Эту веру готовы были разделить и остальные. Но заговорил Минервиний, пользующийся большим уважением собрания. Было известно, что он – доверенный слуга принцепса Константина, сына наисской угодницы, а старейшины общины знали или, по крайней мере, шептались и еще кое о чем, более важном. Минервиний несколько охладил энтузиазм присутствующих: какую цель имеет перепись христиан, определенно никому еще не известно. В армии кое-кто предчувствует недоброе. Но что бы там ни было, достоверно, что повелитель – человек справедливый; однако не все правители благосклонно относятся к христианству, и велика опасность, что они совратят императора на свой недобрый путь. Ни за что на свете Минервиний не хотел бы, чтобы господь отозвал великого государя от управления империей и послал его на место, пустующее после переселения Траяна. Надо молить бога, чтоб он каким-нибудь знамением показал Диоклетиану свое всемогущество и тем отвратил его от идолопоклонства.

Многие, слушая старого воина, кивали головой. Но лицо Мнестора не выражало согласия. Епископ призвал паству молить бога, да обратит он все своею премудростью в лучшую сторону и благословит мир среди человеков.

После благословения собрания началась агапа, простой совместный ужин, за которым братия обсуждала разные мелочи жизни. Искали Аммония, для которого епископ выделил место рядом с собой, но тот куда-то исчез. Не появился он и на другой, и на третий день. Легковерные высказывали предположение, что господь бог именно по данному поводу повелел ангелам своим перенести проповедника сюда из Фиваиды; а тот в самом деле походил на фиваидского пустынника.

Но мало-помалу про Аммония, с его зловещими прорицаниями, совсем забыли. И перестали говорить о нем, – тем более что ожидаемых больших перемен не последовало. Правда, всех христиан переписали, но ни высоких чинов, ни земель им не роздали. Прежних христиан это не поколебало в вере, но "свежеиспеченные" перестали посещать собрания. Во время утренних прогулок Мнестор часто видел то в дорожной пыли, то в волнах Оронта выброшенные ими кресты. Когда мог, он подымал их и обращался с молитвой к богу о прощении маловерных.
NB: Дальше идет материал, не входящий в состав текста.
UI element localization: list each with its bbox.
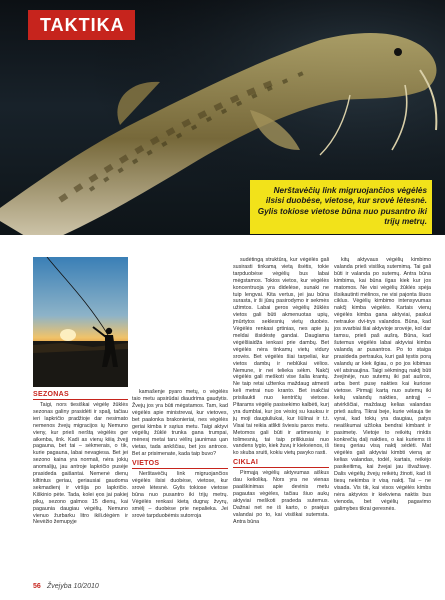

В конце зимы епископа пригласил к себе префект. Он осведомился, помнит ли Мнестор волосатого черного человека, который накануне отъезда императора мутил народ на форуме? Епископ сказал, что помнит, но ничего о нем не знает: ни кто он, ни куда потом девался. При этом Мнестор, конечно, умолчал, что незнакомец назвался посланником епископа Никомидии.

Впрочем, префект, видимо, не был этим раздосадован. Хотя двор обнаружил некоторый интерес к черному проповеднику, в запросе не указывалась причина этого, и префект решил, что дело это не из самых важных.

Через несколько недель к префекту явился Нонн, на этот раз в новом чине. Хотя он тщательно прятал свой крест, последний все же принес ему счастье. Нонн был назначен главным смотрителем священного дворца в Антиохии. В этом высоком звании он и нанес теперь визит местному префекту. И при этом смог уже больше рассказать о волосатом проповеднике. В свое время тот был весьма ревностным служителем бога Меркурия где-то в Иудее. Он заменил все золотые и серебряные статуи и богослужебную утварь в храме медными и оловянными. И хотя такой обмен был вполне в духе Меркурия, так как сам бог еще в детстве являл примеры подобной оборотливости, тем не менее проделки жреца ему, видимо, пришлись не по вкусу: он не нашел нужным защитить усердного своего служителя, когда его приговорили к бичеванию. Потом этот святотатец скитался в самых разнообразных званиях, пока, наконец, не объявил себя христианином. В качестве христианского пророка он и появился в Антиохии, подстрекая народ против императора и бессмертных богов.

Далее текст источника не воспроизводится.